Sinn Féin’s Thomas Gould was very annoyed on Thursday when he thought he would be able to make a contribution in place of a colleague when the rota went a bit pear-shaped. He explained the reason why to Seán Ó Fearghaíl.
“I don’t need to be advised on how the House operates,” he informed deputy Gould, also explaining why.
The first-time TD for Kerry came back at him. “What you are saying is actually not right.”
The Ceann Comhairle reacted like a Fine Gael TD who has just been asked about children’s shoes.
“Excuse me, you’re not a wet week in the place, deputy.
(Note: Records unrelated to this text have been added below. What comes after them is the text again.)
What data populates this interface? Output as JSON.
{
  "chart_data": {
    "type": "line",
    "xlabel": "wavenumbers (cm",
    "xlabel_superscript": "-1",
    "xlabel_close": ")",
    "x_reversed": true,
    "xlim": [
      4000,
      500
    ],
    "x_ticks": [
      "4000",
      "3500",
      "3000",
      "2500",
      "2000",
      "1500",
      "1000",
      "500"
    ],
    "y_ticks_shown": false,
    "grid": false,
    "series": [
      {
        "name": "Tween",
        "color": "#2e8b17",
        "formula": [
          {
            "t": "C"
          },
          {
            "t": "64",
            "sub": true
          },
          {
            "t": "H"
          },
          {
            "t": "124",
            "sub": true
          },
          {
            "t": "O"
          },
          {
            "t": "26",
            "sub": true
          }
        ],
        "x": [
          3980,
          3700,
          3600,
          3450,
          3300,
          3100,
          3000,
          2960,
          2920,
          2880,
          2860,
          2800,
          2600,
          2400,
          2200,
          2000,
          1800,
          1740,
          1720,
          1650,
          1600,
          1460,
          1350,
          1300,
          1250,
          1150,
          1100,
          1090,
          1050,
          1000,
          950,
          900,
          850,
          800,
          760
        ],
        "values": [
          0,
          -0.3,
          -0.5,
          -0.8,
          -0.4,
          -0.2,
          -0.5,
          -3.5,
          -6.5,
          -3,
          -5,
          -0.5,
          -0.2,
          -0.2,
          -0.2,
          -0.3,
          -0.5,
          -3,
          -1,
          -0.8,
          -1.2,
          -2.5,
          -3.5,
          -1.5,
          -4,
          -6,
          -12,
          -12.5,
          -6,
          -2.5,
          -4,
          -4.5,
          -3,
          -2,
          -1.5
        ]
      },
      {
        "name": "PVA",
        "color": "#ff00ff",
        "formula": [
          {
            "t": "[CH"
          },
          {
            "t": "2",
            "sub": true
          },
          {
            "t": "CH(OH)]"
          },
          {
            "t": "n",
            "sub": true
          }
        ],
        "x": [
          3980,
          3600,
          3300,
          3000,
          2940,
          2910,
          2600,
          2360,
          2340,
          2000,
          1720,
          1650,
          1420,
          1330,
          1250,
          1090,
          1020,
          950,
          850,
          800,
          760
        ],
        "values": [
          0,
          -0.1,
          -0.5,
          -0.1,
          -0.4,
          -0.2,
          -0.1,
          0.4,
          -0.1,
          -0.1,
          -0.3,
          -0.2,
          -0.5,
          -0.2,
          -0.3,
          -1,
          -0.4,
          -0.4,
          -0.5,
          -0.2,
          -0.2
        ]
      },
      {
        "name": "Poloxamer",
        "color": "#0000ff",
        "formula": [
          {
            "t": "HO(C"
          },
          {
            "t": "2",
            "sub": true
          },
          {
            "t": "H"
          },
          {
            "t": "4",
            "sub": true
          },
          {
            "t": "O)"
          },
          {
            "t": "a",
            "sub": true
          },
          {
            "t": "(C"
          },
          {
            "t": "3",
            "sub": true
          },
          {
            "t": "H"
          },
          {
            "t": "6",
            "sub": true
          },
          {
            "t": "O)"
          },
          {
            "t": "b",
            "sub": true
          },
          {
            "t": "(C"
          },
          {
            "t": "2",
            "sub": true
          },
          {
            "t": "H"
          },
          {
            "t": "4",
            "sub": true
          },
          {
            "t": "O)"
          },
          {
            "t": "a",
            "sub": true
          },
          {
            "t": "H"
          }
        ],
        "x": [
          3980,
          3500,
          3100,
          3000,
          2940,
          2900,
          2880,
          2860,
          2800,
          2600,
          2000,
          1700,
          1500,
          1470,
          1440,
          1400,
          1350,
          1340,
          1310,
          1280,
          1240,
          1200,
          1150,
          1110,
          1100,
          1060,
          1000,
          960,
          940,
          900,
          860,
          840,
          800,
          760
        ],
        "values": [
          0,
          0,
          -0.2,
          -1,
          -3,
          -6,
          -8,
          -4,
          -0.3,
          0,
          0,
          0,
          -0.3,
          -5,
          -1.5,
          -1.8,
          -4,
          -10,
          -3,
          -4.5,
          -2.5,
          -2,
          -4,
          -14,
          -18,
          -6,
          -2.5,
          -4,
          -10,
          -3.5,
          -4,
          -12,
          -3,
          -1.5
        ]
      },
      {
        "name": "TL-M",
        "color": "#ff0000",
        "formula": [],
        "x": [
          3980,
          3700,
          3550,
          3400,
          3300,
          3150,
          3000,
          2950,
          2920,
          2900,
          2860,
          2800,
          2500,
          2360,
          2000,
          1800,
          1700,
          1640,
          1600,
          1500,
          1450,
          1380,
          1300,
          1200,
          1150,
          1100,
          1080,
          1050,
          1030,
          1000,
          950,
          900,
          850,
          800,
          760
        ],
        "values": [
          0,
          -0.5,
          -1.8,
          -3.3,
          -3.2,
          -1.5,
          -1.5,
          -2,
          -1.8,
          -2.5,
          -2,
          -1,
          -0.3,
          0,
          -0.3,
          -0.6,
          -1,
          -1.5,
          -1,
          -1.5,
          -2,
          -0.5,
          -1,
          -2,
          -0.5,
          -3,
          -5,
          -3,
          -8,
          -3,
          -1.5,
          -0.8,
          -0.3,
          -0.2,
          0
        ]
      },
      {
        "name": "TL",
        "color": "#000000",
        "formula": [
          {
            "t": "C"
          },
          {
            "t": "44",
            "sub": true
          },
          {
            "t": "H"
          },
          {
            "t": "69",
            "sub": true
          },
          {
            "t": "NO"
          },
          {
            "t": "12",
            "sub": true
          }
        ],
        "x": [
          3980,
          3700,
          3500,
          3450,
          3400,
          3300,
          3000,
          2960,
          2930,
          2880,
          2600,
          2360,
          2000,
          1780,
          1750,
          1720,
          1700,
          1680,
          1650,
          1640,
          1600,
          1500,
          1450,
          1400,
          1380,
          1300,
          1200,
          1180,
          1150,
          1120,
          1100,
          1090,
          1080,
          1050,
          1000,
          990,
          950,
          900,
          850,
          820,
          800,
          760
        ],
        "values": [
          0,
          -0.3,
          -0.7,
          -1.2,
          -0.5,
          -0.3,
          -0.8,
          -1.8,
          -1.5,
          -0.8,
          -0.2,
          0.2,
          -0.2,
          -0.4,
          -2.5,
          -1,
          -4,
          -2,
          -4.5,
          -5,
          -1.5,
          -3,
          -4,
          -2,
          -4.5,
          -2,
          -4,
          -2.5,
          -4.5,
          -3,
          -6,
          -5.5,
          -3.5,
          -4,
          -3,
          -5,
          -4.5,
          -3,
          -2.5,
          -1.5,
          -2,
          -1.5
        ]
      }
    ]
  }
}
You are not making sense, you are not speaking from your designated seat and you are out of order, sir.”
Never mind the bullocks – where’s the broadband?
As might be expected, Michael Healy-Rae was quickly out of the traps with his verdict following Monday’s publication of the Rural Development Policy 2021-2025 – Our Rural Future.
“I do not want a countryside that is full of briars, badgers and bullocks. I want it to be full of people, of families, and the only way we can do that is by providing proper broadband services and housing for those people,” he said on the evening news.
MHR’s charmingly alliterative statement did not go unnoticed across the border from Kerry. A correspondent in the Goleen area got in touch to draw our attention to this newspaper’s obituary of PJ Sheehan, the former Fine Gael TD for Cork South West, who died last August.
Paddy retired from the Dáil in 2011 and was known as a formidable political operator. He was popular on all sides of the House and his mischievous wit and wonderful turn of phrase enlivened many dull debates.
Our man in Cork was interested in this passage from the obit: “Sheehan proved himself an eloquent champion for rural Ireland and, particularly, small farmers and fishermen, famously remarking in one Dáil debate that if rural decline was allowed to continue, there would be nothing left in West Cork except for ‘bachelors, bullocks and briars’.”
Great minds think alike, obviously, except in MHR’s case badgers were substituted for bachelors.